Call Ukrainian-Latvian research project joint call
Implementation period 02.01.2019. – 31.12.2020.
Project partners Latvian Institute of Organic Synthesis (LIOS)
Palladin Institute of Biochemistry (PIB), National Academy of Sciences of Ukraine
Project Leaders Prof. Maija Dambrova (LIOS)
Prof. Tatiana Borisova (PIB NAS of Ukraine)
Costs for Latvian partner 40 000 EUR


The overall aim of the project is pharmacological and neurochemical profiling of a novel class of compounds, positive allosteric modulators (PAM) of Sigma-1 receptor (Sig-1R), in pre-clinical models of spatial and neurodegenerative cognition impairment and investigate possibilities to regulate the interactions of Sigma-1 and NMDA receptors to discover novel treatment means for Alzheimer’s disease.

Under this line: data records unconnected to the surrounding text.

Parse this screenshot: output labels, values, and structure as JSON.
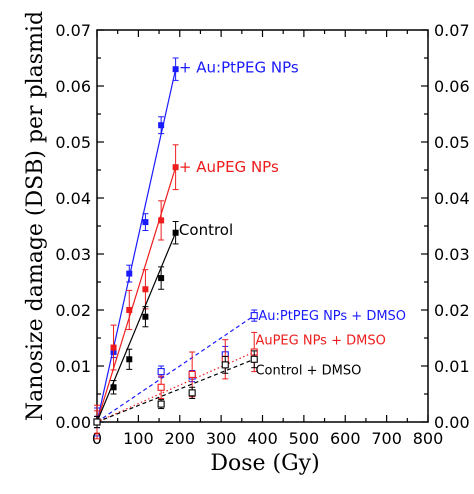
{
  "chart_data": {
    "type": "scatter",
    "xlabel": "Dose (Gy)",
    "ylabel": "Nanosize damage (DSB) per plasmid",
    "xlim": [
      0,
      800
    ],
    "ylim": [
      0,
      0.07
    ],
    "x_ticks": [
      0,
      100,
      200,
      300,
      400,
      500,
      600,
      700,
      800
    ],
    "x_tick_labels": [
      "0",
      "100",
      "200",
      "300",
      "400",
      "500",
      "600",
      "700",
      "800"
    ],
    "y_ticks": [
      0,
      0.01,
      0.02,
      0.03,
      0.04,
      0.05,
      0.06,
      0.07
    ],
    "y_tick_labels": [
      "0.00",
      "0.01",
      "0.02",
      "0.03",
      "0.04",
      "0.05",
      "0.06",
      "0.07"
    ],
    "grid": false,
    "series": [
      {
        "name": "+ Au:PtPEG NPs",
        "color": "#1a1aff",
        "marker": "filled-square",
        "line": "solid",
        "x": [
          0,
          40,
          78,
          117,
          155,
          190
        ],
        "y": [
          0.0,
          0.0125,
          0.0265,
          0.0357,
          0.053,
          0.063
        ],
        "err": [
          0.0025,
          0.001,
          0.0015,
          0.0015,
          0.0015,
          0.002
        ]
      },
      {
        "name": "+ AuPEG NPs",
        "color": "#ee1c1c",
        "marker": "filled-square",
        "line": "solid",
        "x": [
          0,
          40,
          78,
          117,
          155,
          190
        ],
        "y": [
          0.0,
          0.0133,
          0.02,
          0.0237,
          0.036,
          0.0455
        ],
        "err": [
          0.003,
          0.004,
          0.0035,
          0.0035,
          0.0035,
          0.004
        ]
      },
      {
        "name": "Control",
        "color": "#000000",
        "marker": "filled-square",
        "line": "solid",
        "x": [
          0,
          40,
          78,
          117,
          155,
          190
        ],
        "y": [
          0.0,
          0.0062,
          0.0112,
          0.0188,
          0.0257,
          0.0338
        ],
        "err": [
          0.001,
          0.0012,
          0.0018,
          0.0018,
          0.002,
          0.002
        ]
      },
      {
        "name": "Au:PtPEG NPs + DMSO",
        "color": "#1a1aff",
        "marker": "open-square",
        "line": "dashed",
        "x": [
          0,
          155,
          230,
          310,
          380
        ],
        "y": [
          0.0,
          0.009,
          0.0082,
          0.012,
          0.019
        ],
        "err": [
          0.001,
          0.001,
          0.001,
          0.0015,
          0.001
        ]
      },
      {
        "name": "AuPEG NPs + DMSO",
        "color": "#ee1c1c",
        "marker": "open-square",
        "line": "dotted",
        "x": [
          0,
          155,
          230,
          310,
          380
        ],
        "y": [
          0.0,
          0.0062,
          0.0085,
          0.0112,
          0.0125
        ],
        "err": [
          0.002,
          0.002,
          0.004,
          0.0035,
          0.0035
        ]
      },
      {
        "name": "Control + DMSO",
        "color": "#000000",
        "marker": "open-square",
        "line": "dashed",
        "x": [
          0,
          155,
          230,
          310,
          380
        ],
        "y": [
          0.0,
          0.0032,
          0.0052,
          0.0102,
          0.0112
        ],
        "err": [
          0.001,
          0.0008,
          0.001,
          0.0015,
          0.0015
        ]
      }
    ],
    "annotations": [
      {
        "text": "+ Au:PtPEG NPs",
        "series": 0,
        "x": 198,
        "y": 0.0633
      },
      {
        "text": "+ AuPEG NPs",
        "series": 1,
        "x": 198,
        "y": 0.0455
      },
      {
        "text": "Control",
        "series": 2,
        "x": 198,
        "y": 0.0343
      },
      {
        "text": "Au:PtPEG NPs + DMSO",
        "series": 3,
        "x": 390,
        "y": 0.0191
      },
      {
        "text": "AuPEG NPs + DMSO",
        "series": 4,
        "x": 383,
        "y": 0.0147
      },
      {
        "text": "Control + DMSO",
        "series": 5,
        "x": 383,
        "y": 0.0094
      }
    ]
  }
}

This aim will be achieved by the implementation of the following objectives:

  1. Assessment of the role of PAMs of Sig-1R in the process of Sig-1 and NMDA receptor interactions, and Sig-1R-related changes in the functioning of presynaptic NMDA receptors;
  2. Analysis of effectiveness of Sig-1R ligands as novel modulators of presynaptic NMDA receptors and dependence of Sig-1R effects on cholesterol content of the plasma membrane of nerve terminals;
  3. Identification of unspecific and toxic effects of known Sig-1R agonists and new Sig-1R positive allosteric modulators in vitro;
  4. Identify the role of PAM of Sig-1R in spatial and neurodegenerative amnesia models in vivo and analyse changes in the expression of Sig-1 and NMDA receptors in brain tissue in amnesic models;
  5. Development of brain imaging methodology (in vivo 3D mice brain tissue images) with polymer-based nanocarriers with unique synthesized near-infrared polymethine/ cyanine dyes and study CNS processes after treatment with the positive allosteric modulators of Sig-1R.

Implementation of this project will lead to discovery of novel pharmaceutical applications of the compounds as well as strengthen the position of Sig-1R as a valuable drug target in CNS pharmacology.